Introduction (short)
In a differential piece-rate system the wage per unit depends on performance relative to a standard. If a worker produces below the standard, a lower (penalty) piece-rate applies (here 80% of the standard piece rate). If the worker meets or exceeds the standard, a higher incentive rate applies (here 120% of the standard piece rate).
Step 1 — Compute the standard production per day
Standard = 10 units per hour.
Working hours per day = 9 hours.
Standard units per day = 10 × 9 = 90 units per day.
Step 2 — Compute the basic (standard) piece rate per unit
Normal wage rate = Rs. 70 per hour.
Standard units per hour = 10 units.
Standard piece rate per unit = (Wage per hour) ÷ (Units per hour) = 70 ÷ 10 = Rs. 7.00 per
unit.
Step 3 — Compute differential piece rates
- Below standard rate = 80% of standard piece rate = 0.80 × 7.00 = Rs. 5.60 per unit.
- At/above standard rate = 120% of standard piece rate = 1.20 × 7.00 = Rs. 8.40 per unit.
Step 4 — Compute each worker’s earnings
A) Abrar (produced 100 units)- Compare output to daily standard 90 units → 100 ≥ 90 so Abrar qualifies for the higher rate (120%).
- Earnings = Units produced × Rate at/above standard = 100 × 8.40.
- Multiply digit by digit: 100 × 8.40 = 840.00.
- Abrar’s earnings = Rs. 840.00 for the day.
- Compare output to daily standard 90 units → 80 < 90 so Badar is paid at the lower rate (80%).
- Earnings = Units produced × Rate below standard = 80 × 5.60.
- Multiply digit by digit: 80 × 5.60 = (8 × 5.60) × 10 = 44.8 × 10 = 448.0.
- Badar’s earnings = Rs. 448.00 for the day.
Step 5 — Quick comparison with time-rate (useful note)

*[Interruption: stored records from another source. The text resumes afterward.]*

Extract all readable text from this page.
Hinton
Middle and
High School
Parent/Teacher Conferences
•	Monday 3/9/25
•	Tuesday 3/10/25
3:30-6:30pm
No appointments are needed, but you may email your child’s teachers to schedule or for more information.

Normal time wage for 9 hours = 9 × Rs.70 = Rs. 630.00.
– Abrar (Rs.840) earns more than the time-rate (incentive achieved).
– Badar (Rs.448) earns less than the time-rate (penalty for low output).
Sometimes firms guarantee a minimum (time) wage if piece earnings fall below the guaranteed hourly/day wage
— that is a policy decision. If Roshan Steel guarantees time wage, Badar would receive Rs.630 instead of
Rs.448. The question does not state a guarantee, so we use pure differential piece-rate amounts above.
Final Summary (clean)
- Standard units per day = 90 units.
- Standard piece rate = Rs. 7.00 per unit.
- Below-standard rate (80%) = Rs. 5.60 per unit.
- At/above-standard rate (120%) = Rs. 8.40 per unit.
- Abrar (100 units) — Earnings = Rs. 840.00.
- Badar (80 units) — Earnings = Rs. 448.00 (or Rs.630.00 if a guaranteed time wage applies).
Tip for students: Always (1) find daily standard output, (2) compute base piece rate from hourly wage, (3) apply the % differential, then (4) multiply by actual units. Also check whether the employer guarantees a minimum time wage — exam questions often mention that explicitly.